I briefly considered going heavy on the spices and using chilli too but decided I wanted something gentler that would allow the lamb flavour to come through. I haven’t ruled those options out completely though and may well experiment next time.
1 onion, finely chopped
2 sticks celery, finely chopped
2 cloves garlic, crushed
1 tbsp tomato paste
1 tbsp cinnamon
Mixed herbs (I used mostly parsley but also a little rosemary and oregano)
Glass red wine
1 litre vegetable stock
1 tbsp worcester sauce
Salt and pepper
Bay leaf (I’ve run out but I would have added one if I hadn’t)
Start by browning a lamb shank and then removing to a plate. In the same pan, fry onions and celery with some salt until soft. Add garlic and cook for a further minute or two.
Next, add the tomato paste and allow to colour for a minute or two. Add the cinnamon and herbs and cook for another minute.

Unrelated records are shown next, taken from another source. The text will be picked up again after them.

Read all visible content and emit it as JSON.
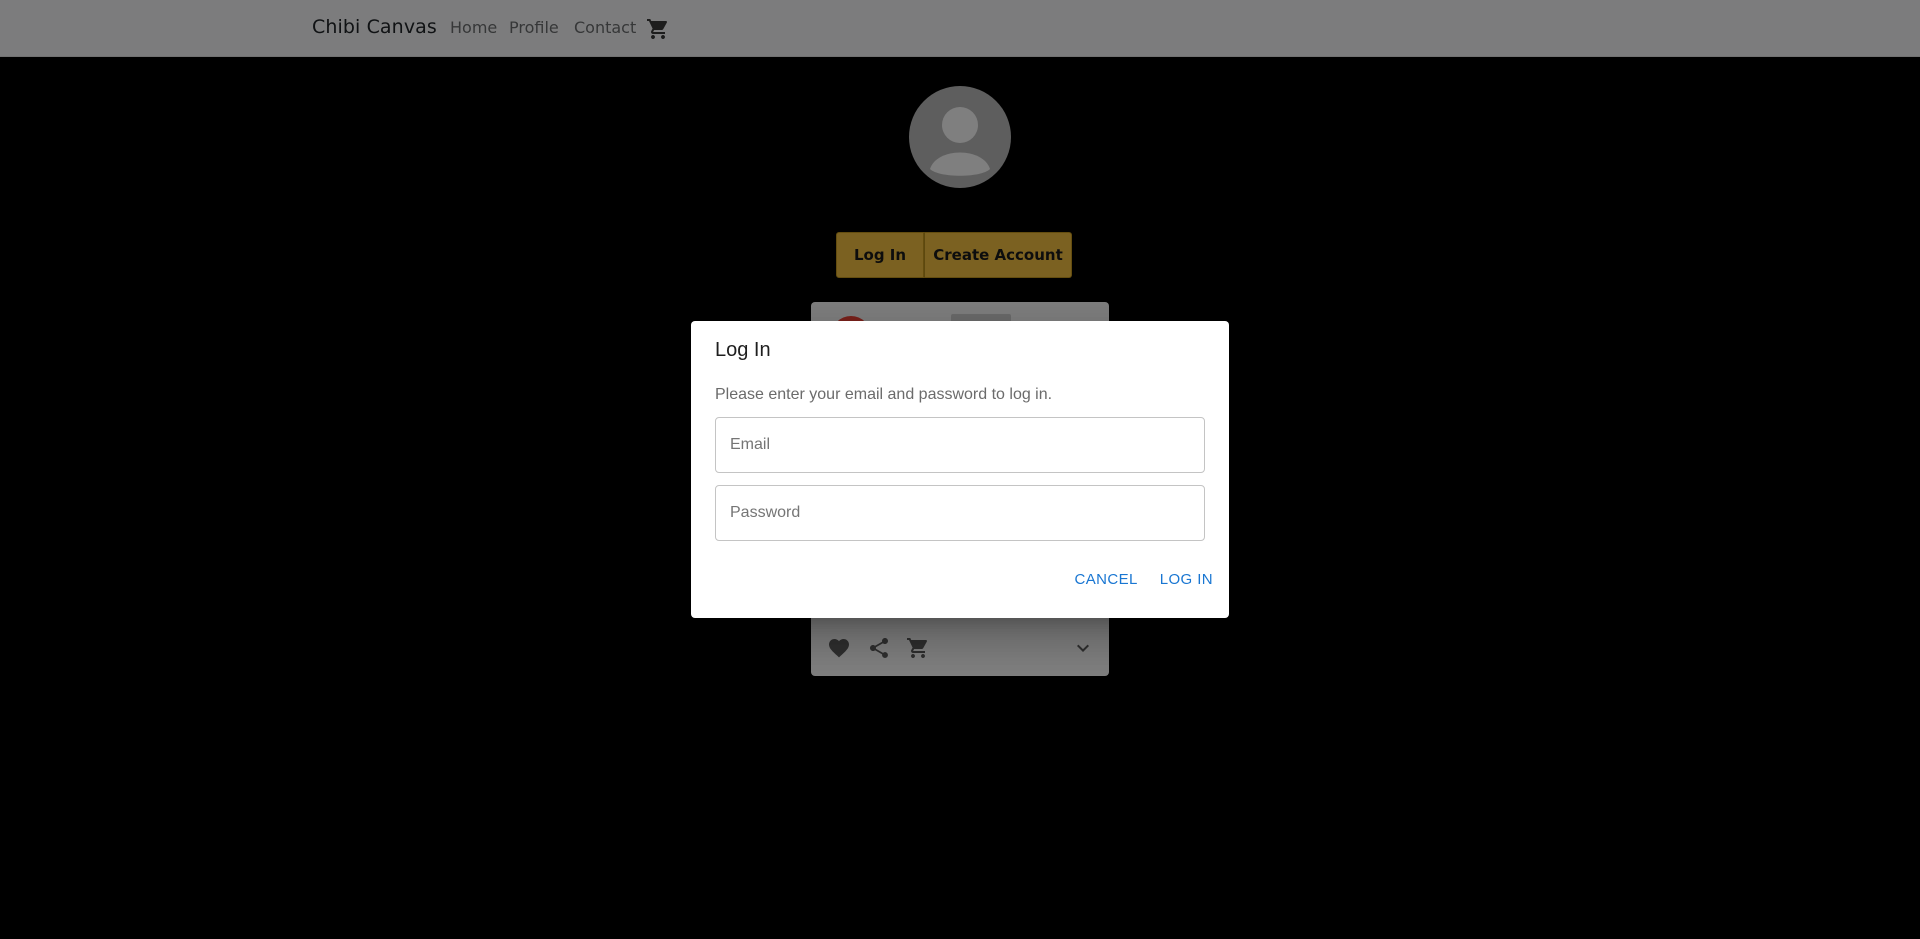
{
  "navbar": {
    "brand": "Chibi Canvas",
    "links": [
      "Home",
      "Profile",
      "Contact"
    ],
    "cart_icon": "shopping-cart-icon"
  },
  "profile": {
    "avatar_icon": "account-circle-icon",
    "login_label": "Log In",
    "create_account_label": "Create Account",
    "accent_color": "#f6c343"
  },
  "card": {
    "avatar_color": "#f44336",
    "action_icons": [
      "heart-icon",
      "share-icon",
      "shopping-cart-icon",
      "chevron-down-icon"
    ]
  },
  "dialog": {
    "title": "Log In",
    "description": "Please enter your email and password to log in.",
    "email_placeholder": "Email",
    "password_placeholder": "Password",
    "cancel_label": "CANCEL",
    "login_label": "LOG IN",
    "action_color": "#1976d2"
  }
}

Deglaze the pan with the red wine and return the lamb to the pan.
Now add the tomatoes, the stock, the milk and some worcester sauce. Season with a little more salt and rather more pepper. Bring to the boil, lower the heat to a simmer and cook for four hours with the lid on but slightly ajar. For the last hour, I encouraged the meat off the bone so that it was completely submerged in the cooking liquid. Just before serving, you can break the meat down further if it hasn’t completely broken up.

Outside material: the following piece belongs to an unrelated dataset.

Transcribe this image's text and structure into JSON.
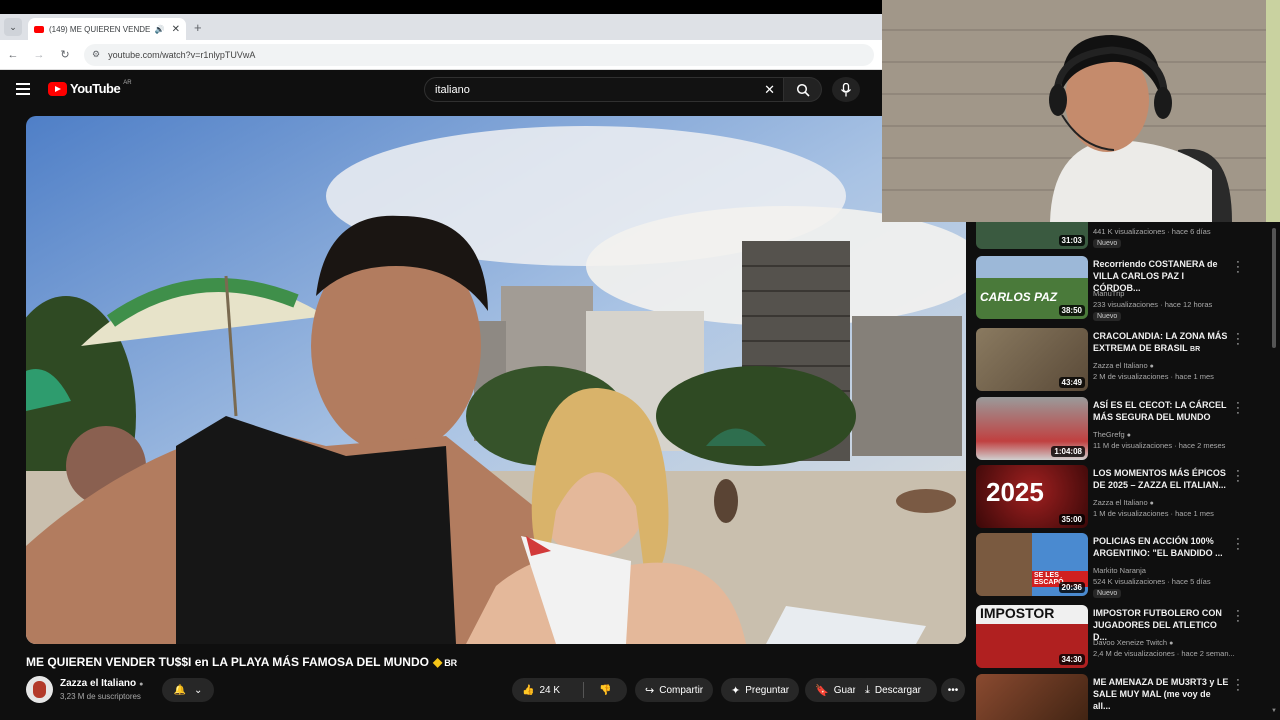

There is a lot of excess fat which would be easier to remove if this was cooked the day before and left in the fridge overnight. The flavours would develop further that way too. Even though we ate this the same day, there was still plenty of flavour; the lamb came through which is what I was aiming for and the whole dish was rich with a subtle sweetness without being overpowering. I’m glad I didn’t use leftover lamb now as I think that would have created a completely different dish.